Why do we keep the upper back wide in qigong?

Why do we keep the upper back wide in qigong?

I can’t remember where I first heard about the importance of keeping the upper back wide, with the shoulder blades sliding away from each other, in the practice of qigong and the internal martial arts.

Like many things, I practised what I was told, and it was only slowly that I began to understand why.

A Chinese medicine teacher I once had remarked that the human body has a major design fault: it is both vertical and alive. Being alive, it has yang energy (whose nature is to rise) and being vertical that yang energy can easily rise excessively.

Physically this can result in disorders such as high blood pressure, dizziness, strokes, headaches, sense organ problems and more. These are all likely to increase as we age since yin (which serves as a sinking counterforce to uprising yang) starts to decline as we get older. Since the lower body belongs to yin, these symptoms of excessively uprising yang are usually accompanied by weakness, instability and uncertainty in the legs and feet with increased risk of falling.

Emotionally and mentally, uprising yang can disturb the heart/mind (known as the ‘shen’ in Chinese). When the heart/mind is agitated by excessive rising of heat and yang, we easily get anxious, restless, worried, have trouble sleeping and generally feel unstable and unrooted.
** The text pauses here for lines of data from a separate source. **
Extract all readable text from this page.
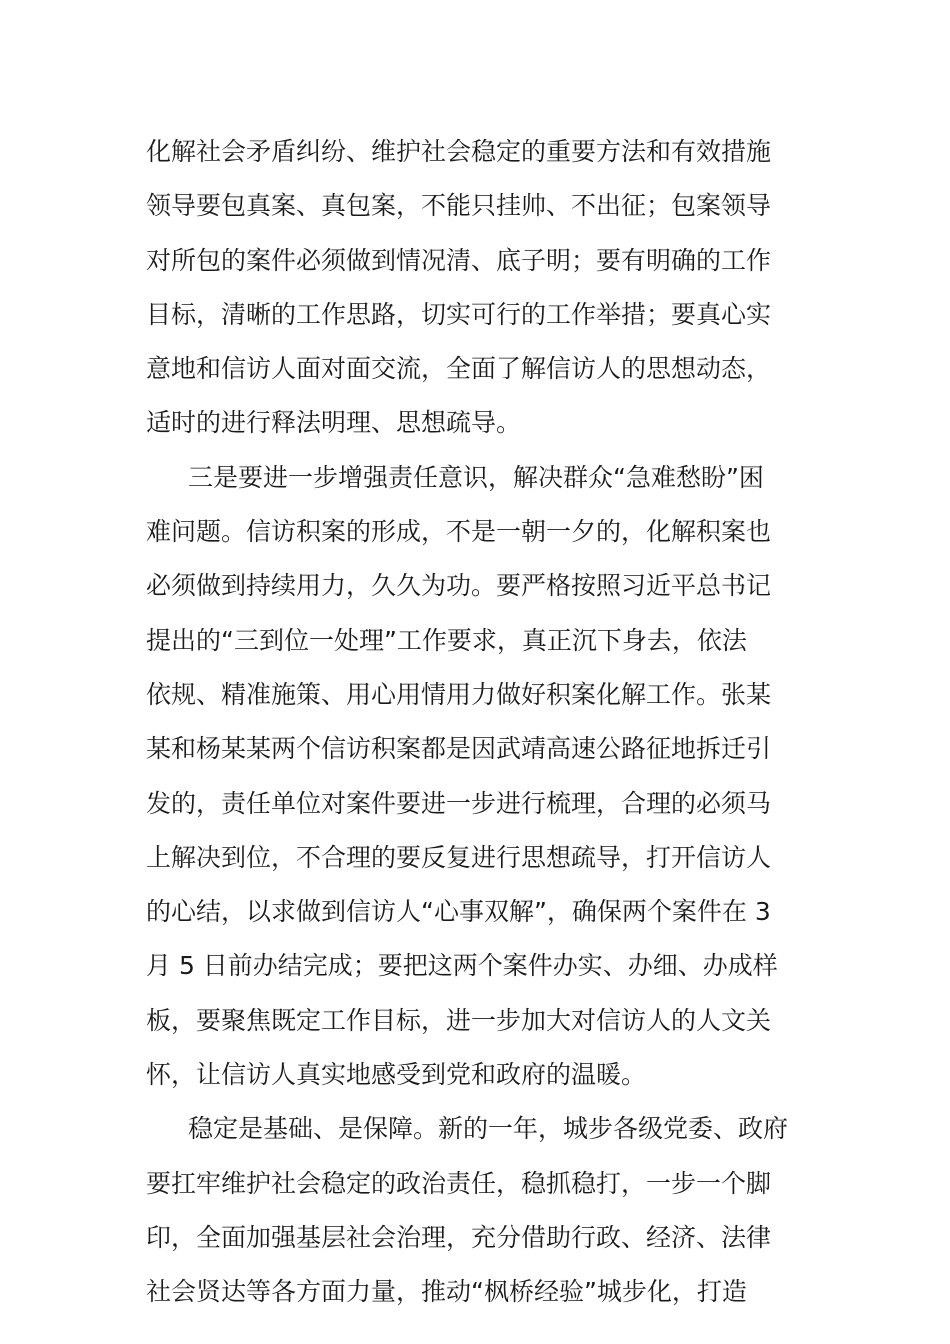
化解社会矛盾纠纷、维护社会稳定的重要方法和有效措施
领导要包真案、真包案，不能只挂帅、不出征；包案领导
对所包的案件必须做到情况清、底子明；要有明确的工作
目标，清晰的工作思路，切实可行的工作举措；要真心实
意地和信访人面对面交流，全面了解信访人的思想动态，
适时的进行释法明理、思想疏导。
三是要进一步增强责任意识，解决群众“急难愁盼”困
难问题。信访积案的形成，不是一朝一夕的，化解积案也
必须做到持续用力，久久为功。要严格按照习近平总书记
提出的“三到位一处理”工作要求，真正沉下身去，依法
依规、精准施策、用心用情用力做好积案化解工作。张某
某和杨某某两个信访积案都是因武靖高速公路征地拆迁引
发的，责任单位对案件要进一步进行梳理，合理的必须马
上解决到位，不合理的要反复进行思想疏导，打开信访人
的心结，以求做到信访人“心事双解”，确保两个案件在 3
月 5 日前办结完成；要把这两个案件办实、办细、办成样
板，要聚焦既定工作目标，进一步加大对信访人的人文关
怀，让信访人真实地感受到党和政府的温暖。
稳定是基础、是保障。新的一年，城步各级党委、政府
要扛牢维护社会稳定的政治责任，稳抓稳打，一步一个脚
印，全面加强基层社会治理，充分借助行政、经济、法律
社会贤达等各方面力量，推动“枫桥经验”城步化，打造
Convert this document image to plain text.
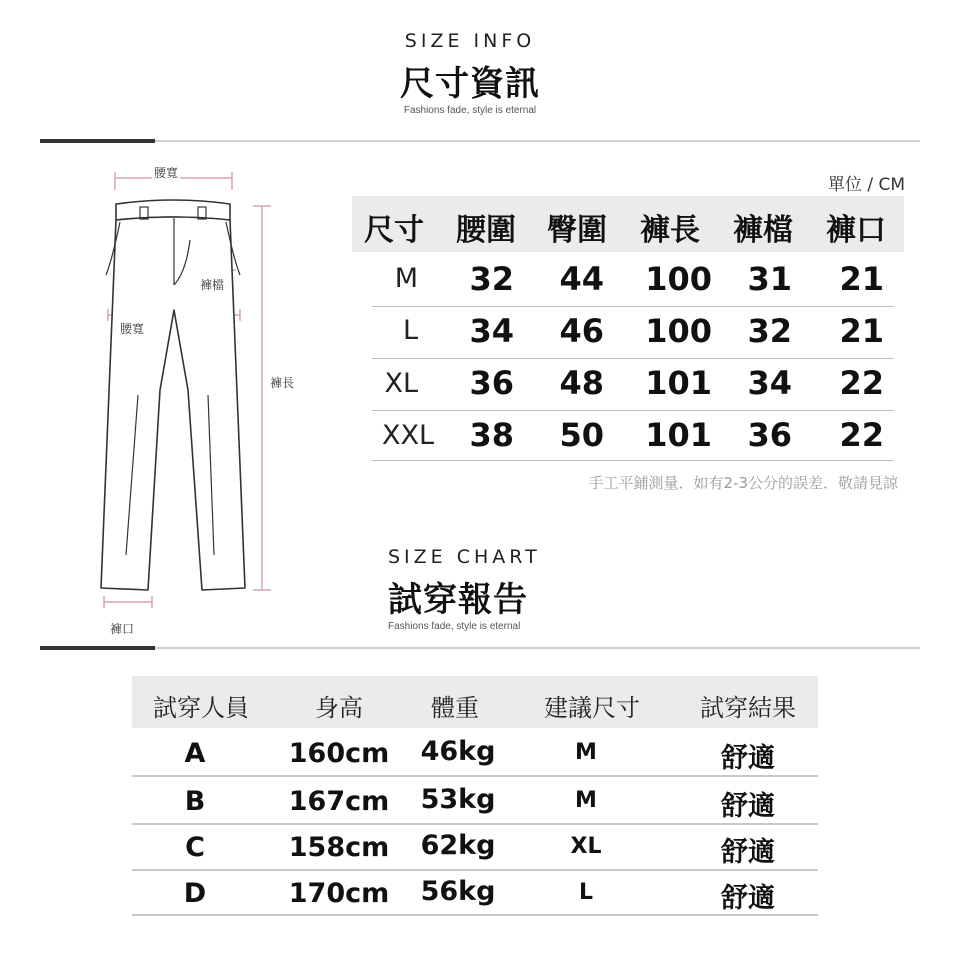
SIZE INFO
尺寸資訊
Fashions fade, style is eternal
腰寬
腰寬
褲檔
褲長
褲口
單位 / CM
尺寸 腰圍 臀圍 褲長 褲檔 褲口
M	32	44	100	31	21
L	34	46	100	32	21
XL	36	48	101	34	22
XXL	38	50	101	36	22
手工平鋪測量．如有2-3公分的誤差．敬請見諒
SIZE CHART
試穿報告
Fashions fade, style is eternal
試穿人員	身高	體重	建議尺寸	試穿結果
A	160cm	46kg	M	舒適
B	167cm	53kg	M	舒適
C	158cm	62kg	XL	舒適
D	170cm	56kg	L	舒適
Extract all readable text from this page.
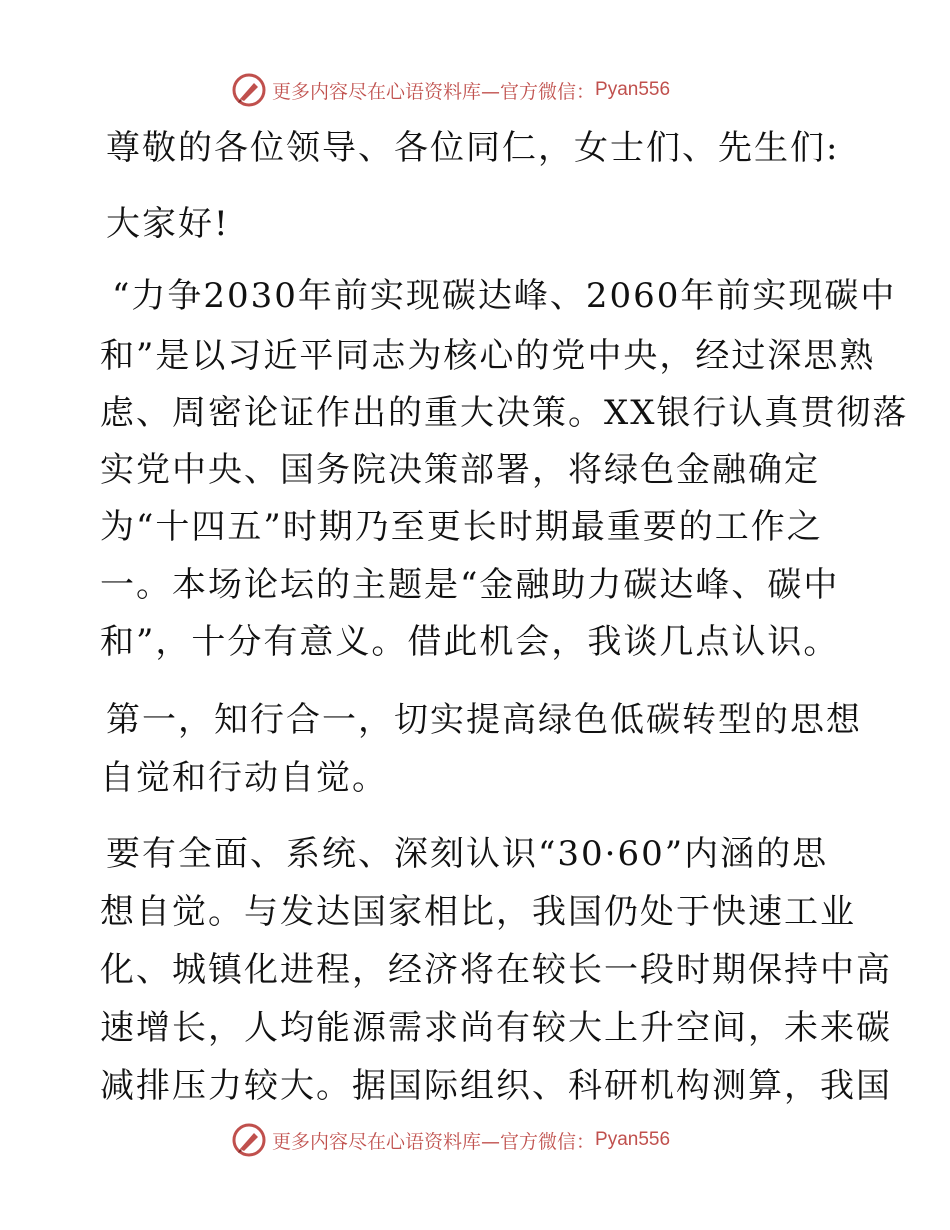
更多内容尽在心语资料库—官方微信： Pyan556
尊敬的各位领导、各位同仁，女士们、先生们:
大家好!
“力争2030年前实现碳达峰、2060年前实现碳中
和”是以习近平同志为核心的党中央，经过深思熟
虑、周密论证作出的重大决策。XX银行认真贯彻落
实党中央、国务院决策部署，将绿色金融确定
为“十四五”时期乃至更长时期最重要的工作之
一。本场论坛的主题是“金融助力碳达峰、碳中
和”，十分有意义。借此机会，我谈几点认识。
第一，知行合一，切实提高绿色低碳转型的思想
自觉和行动自觉。
要有全面、系统、深刻认识“30·60”内涵的思
想自觉。与发达国家相比，我国仍处于快速工业
化、城镇化进程，经济将在较长一段时期保持中高
速增长，人均能源需求尚有较大上升空间，未来碳
减排压力较大。据国际组织、科研机构测算，我国
更多内容尽在心语资料库—官方微信： Pyan556
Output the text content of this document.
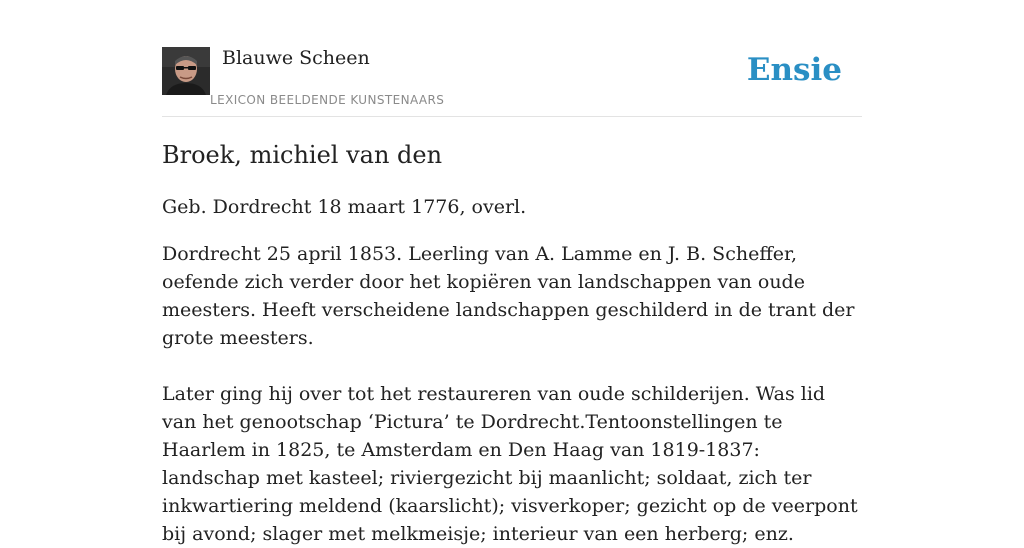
Blauwe Scheen
LEXICON BEELDENDE KUNSTENAARS
Ensie
Broek, michiel van den

Geb. Dordrecht 18 maart 1776, overl.

Dordrecht 25 april 1853. Leerling van A. Lamme en J. B. Scheffer, oefende zich verder door het kopiëren van landschappen van oude meesters. Heeft verscheidene landschappen geschilderd in de trant der grote meesters.

Later ging hij over tot het restaureren van oude schilderijen. Was lid van het genootschap ‘Pictura’ te Dordrecht.Tentoonstellingen te Haarlem in 1825, te Amsterdam en Den Haag van 1819-1837: landschap met kasteel; riviergezicht bij maanlicht; soldaat, zich ter inkwartiering meldend (kaarslicht); visverkoper; gezicht op de veerpont bij avond; slager met melkmeisje; interieur van een herberg; enz.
This is why the emphasis in what are known in China as the ‘internal arts’ is on rooting and sinking to counteract this wayward tendency of yang. We rarely focus on the head (especially in the early days of practice) but rather on the feet and lower body – sinking the weight, grounding into the earth and lowering the centre of gravity.

The second important way we lower and sink through the body is by relaxing the chest (as opposed to lifting it) and learning to take the breath down into the lower core (the lower back and sides and deep into the lower abdomen) rather than into the upper chest, or indeed (consciously) into the chest at all. In fact we want to keep the chest soft, relaxed and quiet so that the two main chest organs – the heart and lung – are also quiet.

This is the opposite of what is known as chest breathing which is often linked to feelings of anxiety, stress and even panic. While the Chinese ‘energetic’ mechanism is as described above (uprising yang disturbs the heart/mind), we know from a scientific perspective that chest breathing, especially if rapid, can result in hyperventilation and thus increased levels of oxygen and reduced levels of carbon dioxide (CO2). As a result, blood vessels contract, blood pressure rises, and there is reduced blood flow to the brain (affecting concentration, attention and effective functioning etc.). If there is a full-blown panic attack, the remedy is to breathe in and out of a bag in order to raise CO2 levels.

So to come back to the opening question … why do we spread and widen the upper back? The answer is that if (whether just standing, and especially when moving and raising the arms) we allow the shoulder blades to contract towards each other, that inevitably thrusts the upper chest forwards and upwards. The result is that the body’s centre of gravity rises, and the breath  becomes shallow and confined to the upper chest.

So, when we widen the arms outwards, we make sure that we don’t draw the elbows back towards the body but keep a smooth and natural curve from one hand to the other, through the back.

The big mystery is why – in the West – we train our professional martial personnel (i.e. soldiers) to stand with their chests thrust up and out like cockerels.